Le prêt in fine proposé par le ministre serait une forme hybride entre le prêt in fine et le crédit classique : le montant emprunté via le prêt in fine ne couvrirait que 70% ou 80% du prix d’achat, les 30% ou 20% restants demeurant sous forme d’hypothèque sur lesquels l’emprunteur ne rembourserait que les intérêts.
Le ministre a par ailleurs évoqué le crédit hypothécaire qui oblige l’emprunteur à gager un bien immobilier dont il est déjà propriétaire. Ce type de crédit peut être in fine ou amortissable. Les primo-accédants, qui composent la majorité des candidats à l’emprunt immobilier, ne sont donc pas concernés.
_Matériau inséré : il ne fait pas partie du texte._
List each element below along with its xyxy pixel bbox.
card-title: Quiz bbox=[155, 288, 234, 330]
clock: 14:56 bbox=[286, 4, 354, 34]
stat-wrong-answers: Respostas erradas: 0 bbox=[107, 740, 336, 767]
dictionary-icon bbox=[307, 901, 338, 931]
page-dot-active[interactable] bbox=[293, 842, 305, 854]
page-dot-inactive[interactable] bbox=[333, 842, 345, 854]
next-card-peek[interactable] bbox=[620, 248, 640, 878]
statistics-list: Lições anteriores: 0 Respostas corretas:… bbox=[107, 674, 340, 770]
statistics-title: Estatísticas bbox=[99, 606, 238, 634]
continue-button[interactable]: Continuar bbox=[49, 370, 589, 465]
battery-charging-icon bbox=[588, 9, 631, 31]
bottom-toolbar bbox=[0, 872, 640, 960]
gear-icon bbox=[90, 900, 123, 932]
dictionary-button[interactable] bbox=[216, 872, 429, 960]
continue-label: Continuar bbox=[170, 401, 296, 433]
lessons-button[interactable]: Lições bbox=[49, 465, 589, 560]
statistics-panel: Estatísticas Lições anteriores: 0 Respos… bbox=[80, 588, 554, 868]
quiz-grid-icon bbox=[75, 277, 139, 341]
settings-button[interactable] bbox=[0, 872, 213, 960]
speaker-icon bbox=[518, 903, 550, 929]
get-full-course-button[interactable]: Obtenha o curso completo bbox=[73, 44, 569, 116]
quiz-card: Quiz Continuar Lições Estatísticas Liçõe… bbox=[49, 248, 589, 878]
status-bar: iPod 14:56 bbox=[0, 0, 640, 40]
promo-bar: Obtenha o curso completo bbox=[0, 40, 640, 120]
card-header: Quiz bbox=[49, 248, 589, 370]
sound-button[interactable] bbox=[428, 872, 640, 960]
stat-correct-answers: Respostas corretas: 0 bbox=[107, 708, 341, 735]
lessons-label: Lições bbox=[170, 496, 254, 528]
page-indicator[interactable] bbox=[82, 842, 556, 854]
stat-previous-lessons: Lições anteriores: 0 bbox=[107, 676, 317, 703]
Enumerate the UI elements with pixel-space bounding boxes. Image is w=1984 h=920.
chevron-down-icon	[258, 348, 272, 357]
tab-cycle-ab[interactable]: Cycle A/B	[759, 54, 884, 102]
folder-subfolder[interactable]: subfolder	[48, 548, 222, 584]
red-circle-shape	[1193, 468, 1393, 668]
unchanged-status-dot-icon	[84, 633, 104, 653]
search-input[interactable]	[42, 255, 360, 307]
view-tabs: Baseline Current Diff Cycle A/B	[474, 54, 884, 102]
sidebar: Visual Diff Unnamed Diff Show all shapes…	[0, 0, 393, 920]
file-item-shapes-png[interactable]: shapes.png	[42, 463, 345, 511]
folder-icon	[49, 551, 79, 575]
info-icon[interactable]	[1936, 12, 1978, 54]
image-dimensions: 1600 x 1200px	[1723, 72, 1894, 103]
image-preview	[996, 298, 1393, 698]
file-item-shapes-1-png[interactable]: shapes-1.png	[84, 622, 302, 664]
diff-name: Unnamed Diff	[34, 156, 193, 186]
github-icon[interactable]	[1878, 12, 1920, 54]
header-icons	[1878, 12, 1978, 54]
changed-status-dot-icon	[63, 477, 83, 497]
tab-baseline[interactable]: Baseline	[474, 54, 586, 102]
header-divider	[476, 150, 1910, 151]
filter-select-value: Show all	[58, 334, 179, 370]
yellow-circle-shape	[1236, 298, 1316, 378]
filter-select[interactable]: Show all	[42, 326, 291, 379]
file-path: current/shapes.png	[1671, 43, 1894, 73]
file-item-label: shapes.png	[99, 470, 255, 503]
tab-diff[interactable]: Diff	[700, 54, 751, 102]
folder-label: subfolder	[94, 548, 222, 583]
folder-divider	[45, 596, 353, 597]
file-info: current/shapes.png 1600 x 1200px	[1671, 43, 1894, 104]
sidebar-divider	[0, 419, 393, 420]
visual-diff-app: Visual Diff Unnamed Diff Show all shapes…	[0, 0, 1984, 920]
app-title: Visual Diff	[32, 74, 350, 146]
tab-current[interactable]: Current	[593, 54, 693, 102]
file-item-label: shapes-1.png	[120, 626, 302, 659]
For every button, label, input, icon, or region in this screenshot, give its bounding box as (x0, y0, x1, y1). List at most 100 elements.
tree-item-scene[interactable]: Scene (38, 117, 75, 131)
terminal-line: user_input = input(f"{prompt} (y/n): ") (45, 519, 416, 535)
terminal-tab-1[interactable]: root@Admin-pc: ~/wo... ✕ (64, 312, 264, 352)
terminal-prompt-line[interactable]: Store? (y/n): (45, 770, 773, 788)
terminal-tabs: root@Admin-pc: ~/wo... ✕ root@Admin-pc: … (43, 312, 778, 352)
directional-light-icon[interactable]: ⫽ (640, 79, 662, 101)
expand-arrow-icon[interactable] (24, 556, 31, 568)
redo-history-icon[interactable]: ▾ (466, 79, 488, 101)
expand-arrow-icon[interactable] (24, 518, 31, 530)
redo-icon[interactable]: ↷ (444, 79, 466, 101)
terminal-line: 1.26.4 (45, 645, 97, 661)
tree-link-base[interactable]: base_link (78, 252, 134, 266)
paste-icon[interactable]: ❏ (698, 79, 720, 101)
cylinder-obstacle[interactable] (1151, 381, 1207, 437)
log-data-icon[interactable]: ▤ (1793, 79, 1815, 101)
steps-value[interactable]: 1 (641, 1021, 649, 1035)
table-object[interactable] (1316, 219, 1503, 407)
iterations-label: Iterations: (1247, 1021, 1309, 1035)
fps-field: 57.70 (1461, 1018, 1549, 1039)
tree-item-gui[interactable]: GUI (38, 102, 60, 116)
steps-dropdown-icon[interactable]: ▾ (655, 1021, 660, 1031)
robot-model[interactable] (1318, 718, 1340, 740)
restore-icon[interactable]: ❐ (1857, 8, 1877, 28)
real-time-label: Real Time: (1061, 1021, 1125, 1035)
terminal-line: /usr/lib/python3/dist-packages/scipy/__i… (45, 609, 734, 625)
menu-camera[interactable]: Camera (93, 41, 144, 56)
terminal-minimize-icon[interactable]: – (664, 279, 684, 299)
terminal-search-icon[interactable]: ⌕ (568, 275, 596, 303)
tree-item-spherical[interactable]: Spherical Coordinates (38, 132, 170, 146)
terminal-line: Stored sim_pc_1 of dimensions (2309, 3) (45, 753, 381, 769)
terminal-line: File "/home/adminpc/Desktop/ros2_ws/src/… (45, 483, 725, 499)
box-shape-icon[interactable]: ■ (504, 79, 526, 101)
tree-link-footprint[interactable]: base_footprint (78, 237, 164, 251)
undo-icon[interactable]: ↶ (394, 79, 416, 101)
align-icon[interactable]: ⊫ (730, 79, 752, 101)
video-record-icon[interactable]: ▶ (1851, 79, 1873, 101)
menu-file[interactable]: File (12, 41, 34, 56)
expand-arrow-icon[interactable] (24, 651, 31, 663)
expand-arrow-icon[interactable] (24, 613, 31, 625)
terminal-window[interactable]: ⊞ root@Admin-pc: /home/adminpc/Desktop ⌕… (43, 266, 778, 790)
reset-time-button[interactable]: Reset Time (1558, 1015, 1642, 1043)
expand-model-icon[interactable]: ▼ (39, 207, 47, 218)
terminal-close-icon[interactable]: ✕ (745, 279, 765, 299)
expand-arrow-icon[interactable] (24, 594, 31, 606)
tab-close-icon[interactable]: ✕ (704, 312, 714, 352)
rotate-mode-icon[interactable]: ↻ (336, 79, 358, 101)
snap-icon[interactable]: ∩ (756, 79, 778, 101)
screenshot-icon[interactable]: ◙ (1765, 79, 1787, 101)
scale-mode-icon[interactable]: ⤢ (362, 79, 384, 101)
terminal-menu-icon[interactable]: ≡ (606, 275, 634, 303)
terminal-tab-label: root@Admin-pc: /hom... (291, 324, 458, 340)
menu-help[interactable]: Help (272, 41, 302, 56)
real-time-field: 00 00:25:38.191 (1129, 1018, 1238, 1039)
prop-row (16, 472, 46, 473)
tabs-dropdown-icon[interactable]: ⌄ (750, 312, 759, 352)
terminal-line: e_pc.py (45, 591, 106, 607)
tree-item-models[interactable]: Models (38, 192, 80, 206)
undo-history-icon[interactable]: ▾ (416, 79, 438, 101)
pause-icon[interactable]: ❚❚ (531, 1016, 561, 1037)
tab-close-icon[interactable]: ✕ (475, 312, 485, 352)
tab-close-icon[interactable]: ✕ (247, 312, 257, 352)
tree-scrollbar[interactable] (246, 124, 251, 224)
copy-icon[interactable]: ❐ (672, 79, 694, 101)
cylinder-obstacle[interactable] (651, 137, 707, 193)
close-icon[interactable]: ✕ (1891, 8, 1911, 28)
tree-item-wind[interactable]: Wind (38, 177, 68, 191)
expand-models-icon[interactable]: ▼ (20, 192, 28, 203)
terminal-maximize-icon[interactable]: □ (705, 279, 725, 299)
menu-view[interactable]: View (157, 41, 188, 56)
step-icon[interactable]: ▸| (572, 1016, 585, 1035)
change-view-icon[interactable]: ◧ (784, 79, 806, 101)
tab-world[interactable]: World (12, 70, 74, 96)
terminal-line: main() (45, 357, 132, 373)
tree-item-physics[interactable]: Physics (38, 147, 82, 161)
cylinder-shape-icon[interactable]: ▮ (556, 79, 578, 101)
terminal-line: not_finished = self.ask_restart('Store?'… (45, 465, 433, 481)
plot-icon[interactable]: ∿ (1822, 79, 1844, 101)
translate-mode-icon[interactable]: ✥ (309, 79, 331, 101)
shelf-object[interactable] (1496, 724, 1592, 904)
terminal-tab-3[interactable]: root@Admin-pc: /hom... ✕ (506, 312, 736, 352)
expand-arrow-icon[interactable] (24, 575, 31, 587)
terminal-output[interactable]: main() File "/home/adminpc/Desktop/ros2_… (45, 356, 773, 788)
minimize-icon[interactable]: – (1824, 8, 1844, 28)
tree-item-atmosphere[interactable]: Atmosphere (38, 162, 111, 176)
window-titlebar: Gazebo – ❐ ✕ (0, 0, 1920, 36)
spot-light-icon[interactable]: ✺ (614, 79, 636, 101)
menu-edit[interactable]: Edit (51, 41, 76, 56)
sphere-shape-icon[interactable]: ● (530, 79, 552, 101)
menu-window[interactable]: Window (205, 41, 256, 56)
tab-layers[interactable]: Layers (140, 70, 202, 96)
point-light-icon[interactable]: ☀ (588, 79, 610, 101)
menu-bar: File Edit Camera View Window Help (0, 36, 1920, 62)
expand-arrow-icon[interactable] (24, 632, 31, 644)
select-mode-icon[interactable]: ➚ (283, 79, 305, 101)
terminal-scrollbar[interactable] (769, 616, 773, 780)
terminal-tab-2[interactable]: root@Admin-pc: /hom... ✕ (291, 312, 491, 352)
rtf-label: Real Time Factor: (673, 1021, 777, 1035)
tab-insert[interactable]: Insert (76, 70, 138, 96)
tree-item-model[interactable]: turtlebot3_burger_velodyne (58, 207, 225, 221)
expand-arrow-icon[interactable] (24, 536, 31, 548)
On a vu mieux comme proposition pour faciliter l’accès à la propriété !
Que pensent les banques du prêt in fine ?
La balle est dans le camp des banques pour relancer la distribution de crédit immobilier, mais elles se montrent circonspectes quant aux suggestions du gouvernement.
Suite à la proposition sur les prêts in fine, la Fédération bancaire française a réagi immédiatement dans une déclaration transmise à l’AFP : « En France, les prêts in fine peuvent parfois être opportuns dans certaines opérations patrimoniales ou d’investissement locatif et très rarement en accession à la propriété. » Quant au crédit hypothécaire, largement pratiqué en Suisse, la Fbf a tenu à souligner que le contexte économique, fiscal et juridique de la Suisse n’est pas celui de la France.
Ministre et acteurs du secteur bancaire ont prévu de discuter de ces sujets fin février.